Last year, China harvested a record 407 million tons of grain. No country has ever done that before. The Soviet Union usually produces less than half that much, and the best the United States has done is about three-fourths. To give some sense of the accomplishment, it should be noted that in 1949 (the year the communists came to power after years of civil war), China harvested 180 million tons of grain. Five years ago the harvest had grown to 318 million tons.

But China uses just a fifth as much fertilizer as the US does, and pesticides are just being introduced. About 80 percent of last year's crop was planted and harvested by hand, much of it by women -- with hoe and sickle and without draft animals. Yet Chinese yields compare favorably with American -- 2.5 tons of wheat per hectare (2.47 acres) compared to the US's 2.2 tons, and 4.8 tons of rice per hectare compared to the US's 5 tons).

Chinese output has been growing rapidly. Wheat production alone more than doubled between 1977 and 1984, from 41 million tons to 87 million. (US farmers harvested 71 million tons in their bumper crop last year.)

Price incentives played a role in the 1981-84 grain production boom, with Peking offering incentive prices for all grain and cash crops produced.

But the real impetus came with the breakup of the communes after 1981. Now, under the new ziren zhi, commonly called the ``responsibility system,'' almost all food in China -- except for a few big state grain farms and surviving specialized communes -- is grown by individual peasant families. They cultivate on small plots ranging in size from about half an acre in the south, where there are three annual harvests, to three or four hectares in China's northeastern wheat-growing plains.

Harvests have been so bounteous under this system that the government had to reduce what it was paying farmers.

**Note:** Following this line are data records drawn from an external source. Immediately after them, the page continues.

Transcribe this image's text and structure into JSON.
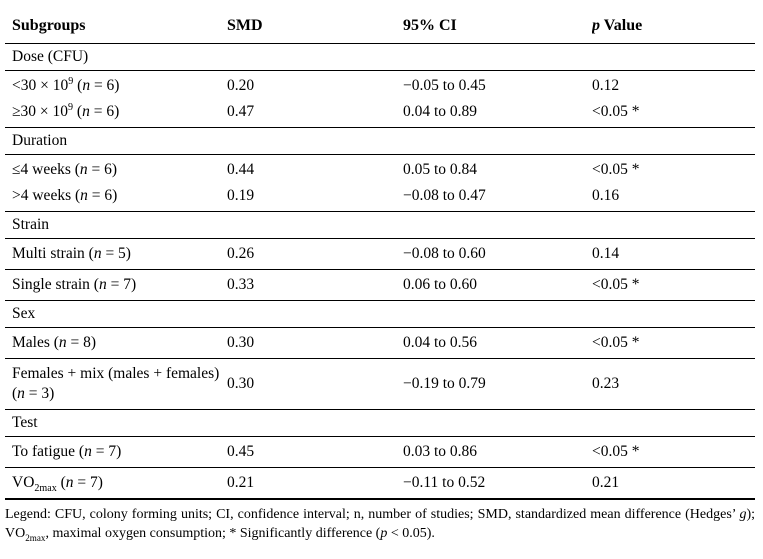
{
  "colors": {
    "text": "#000000",
    "background": "#ffffff",
    "rule": "#000000"
  },
  "table": {
    "headers": [
      {
        "id": "subgroups",
        "segs": [
          {
            "t": "Subgroups"
          }
        ]
      },
      {
        "id": "smd",
        "segs": [
          {
            "t": "SMD"
          }
        ]
      },
      {
        "id": "ci",
        "segs": [
          {
            "t": "95% CI"
          }
        ]
      },
      {
        "id": "p-value",
        "segs": [
          {
            "t": "p",
            "s": "i"
          },
          {
            "t": " Value"
          }
        ]
      }
    ],
    "sections": [
      {
        "title": "Dose (CFU)",
        "groups": [
          {
            "rows": [
              {
                "label": [
                  {
                    "t": "<30 × 10"
                  },
                  {
                    "t": "9",
                    "s": "sup"
                  },
                  {
                    "t": " ("
                  },
                  {
                    "t": "n",
                    "s": "i"
                  },
                  {
                    "t": " = 6)"
                  }
                ],
                "smd": "0.20",
                "ci": "−0.05 to 0.45",
                "p": "0.12"
              },
              {
                "label": [
                  {
                    "t": "≥30 × 10"
                  },
                  {
                    "t": "9",
                    "s": "sup"
                  },
                  {
                    "t": " ("
                  },
                  {
                    "t": "n",
                    "s": "i"
                  },
                  {
                    "t": " = 6)"
                  }
                ],
                "smd": "0.47",
                "ci": "0.04 to 0.89",
                "p": "<0.05 *"
              }
            ]
          }
        ]
      },
      {
        "title": "Duration",
        "groups": [
          {
            "rows": [
              {
                "label": [
                  {
                    "t": "≤4 weeks ("
                  },
                  {
                    "t": "n",
                    "s": "i"
                  },
                  {
                    "t": " = 6)"
                  }
                ],
                "smd": "0.44",
                "ci": "0.05 to 0.84",
                "p": "<0.05 *"
              },
              {
                "label": [
                  {
                    "t": ">4 weeks ("
                  },
                  {
                    "t": "n",
                    "s": "i"
                  },
                  {
                    "t": " = 6)"
                  }
                ],
                "smd": "0.19",
                "ci": "−0.08 to 0.47",
                "p": "0.16"
              }
            ]
          }
        ]
      },
      {
        "title": "Strain",
        "groups": [
          {
            "rows": [
              {
                "label": [
                  {
                    "t": "Multi strain ("
                  },
                  {
                    "t": "n",
                    "s": "i"
                  },
                  {
                    "t": " = 5)"
                  }
                ],
                "smd": "0.26",
                "ci": "−0.08 to 0.60",
                "p": "0.14"
              }
            ]
          },
          {
            "rows": [
              {
                "label": [
                  {
                    "t": "Single strain ("
                  },
                  {
                    "t": "n",
                    "s": "i"
                  },
                  {
                    "t": " = 7)"
                  }
                ],
                "smd": "0.33",
                "ci": "0.06 to 0.60",
                "p": "<0.05 *"
              }
            ]
          }
        ]
      },
      {
        "title": "Sex",
        "groups": [
          {
            "rows": [
              {
                "label": [
                  {
                    "t": "Males ("
                  },
                  {
                    "t": "n",
                    "s": "i"
                  },
                  {
                    "t": " = 8)"
                  }
                ],
                "smd": "0.30",
                "ci": "0.04 to 0.56",
                "p": "<0.05 *"
              }
            ]
          },
          {
            "rows": [
              {
                "label": [
                  {
                    "t": "Females + mix (males + females) ("
                  },
                  {
                    "t": "n",
                    "s": "i"
                  },
                  {
                    "t": " = 3)"
                  }
                ],
                "smd": "0.30",
                "ci": "−0.19 to 0.79",
                "p": "0.23"
              }
            ]
          }
        ]
      },
      {
        "title": "Test",
        "groups": [
          {
            "rows": [
              {
                "label": [
                  {
                    "t": "To fatigue ("
                  },
                  {
                    "t": "n",
                    "s": "i"
                  },
                  {
                    "t": " = 7)"
                  }
                ],
                "smd": "0.45",
                "ci": "0.03 to 0.86",
                "p": "<0.05 *"
              }
            ]
          },
          {
            "rows": [
              {
                "label": [
                  {
                    "t": "VO"
                  },
                  {
                    "t": "2max",
                    "s": "sub"
                  },
                  {
                    "t": " ("
                  },
                  {
                    "t": "n",
                    "s": "i"
                  },
                  {
                    "t": " = 7)"
                  }
                ],
                "smd": "0.21",
                "ci": "−0.11 to 0.52",
                "p": "0.21",
                "final": true
              }
            ]
          }
        ]
      }
    ]
  },
  "legend": {
    "segs": [
      {
        "t": "Legend: CFU, colony forming units; CI, confidence interval; n, number of studies; SMD, standardized mean difference (Hedges’ "
      },
      {
        "t": "g",
        "s": "i"
      },
      {
        "t": "); VO"
      },
      {
        "t": "2max",
        "s": "sub"
      },
      {
        "t": ", maximal oxygen consumption; * Significantly difference ("
      },
      {
        "t": "p",
        "s": "i"
      },
      {
        "t": " < 0.05)."
      }
    ]
  }
}
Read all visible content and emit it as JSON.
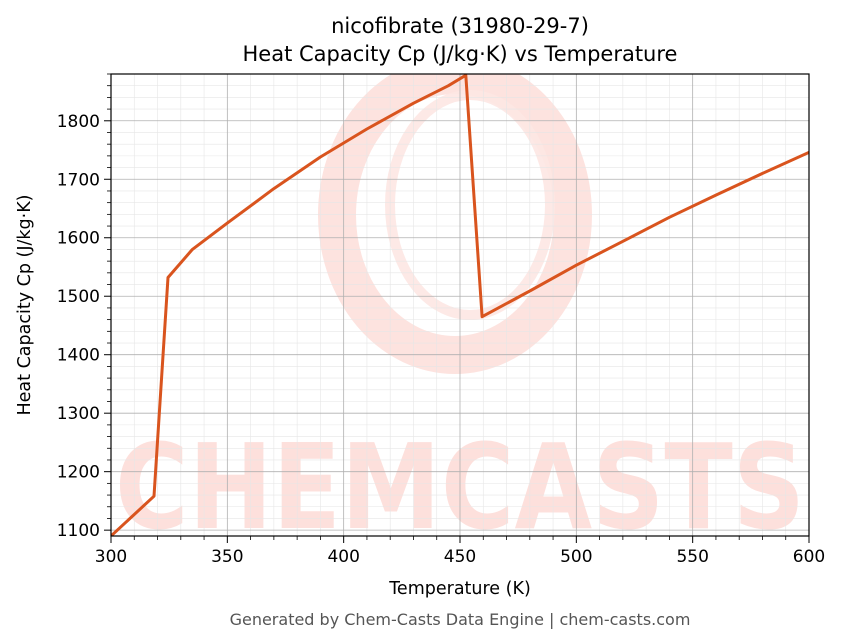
{
  "chart_data": {
    "type": "line",
    "title": "nicofibrate (31980-29-7)",
    "subtitle": "Heat Capacity Cp (J/kg·K) vs Temperature",
    "xlabel": "Temperature (K)",
    "ylabel": "Heat Capacity Cp (J/kg·K)",
    "xlim": [
      300,
      600
    ],
    "ylim": [
      1090,
      1880
    ],
    "xticks": [
      300,
      350,
      400,
      450,
      500,
      550,
      600
    ],
    "yticks": [
      1100,
      1200,
      1300,
      1400,
      1500,
      1600,
      1700,
      1800
    ],
    "grid": true,
    "series": [
      {
        "color": "#d9541e",
        "x": [
          300,
          318.5,
          324.5,
          335,
          350,
          370,
          390,
          410,
          430,
          445,
          452.5,
          459.5,
          480,
          500,
          520,
          540,
          560,
          580,
          600
        ],
        "y": [
          1090,
          1158,
          1532,
          1580,
          1625,
          1684,
          1738,
          1786,
          1830,
          1860,
          1878,
          1465,
          1509,
          1553,
          1594,
          1635,
          1673,
          1710,
          1746
        ]
      }
    ]
  },
  "watermark": {
    "text": "CHEMCASTS",
    "color": "#fde0dc"
  },
  "footer": "Generated by Chem-Casts Data Engine | chem-casts.com"
}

In 1985, its guaranteed crop prices were reduced to cover only about 40 percent of what the average peasant grows. This has led to a sharp drop in farm income.

This year's grain harvest is projected to be around 395 million to 400 million tons, the first time in 15 years there has been an actual decline. In addition to lower prices, bad weather in northeast China is partly to blame.

Chen Yun, veteran economist and Politburo member, seems far from happy about senior leader Deng Xiaoping's radical reforms and the leap in production they produced. Because of the fluctuating prices -- something unprecedented in communist-ruled China -- he warned in late September that ``tens of millions'' were leaving the land. The resulting ``grain shortages can lead to social disorder,'' Chen said. ``We cannot underestimate this matter.''

Western farm scientists, too, are predicting possible food shortages by 1987 unless the Dengists restore some of the former price incentives next year. It is hard to pay for everything at once, but with China's thin margin between surplus food and scarcity, there are few reserves.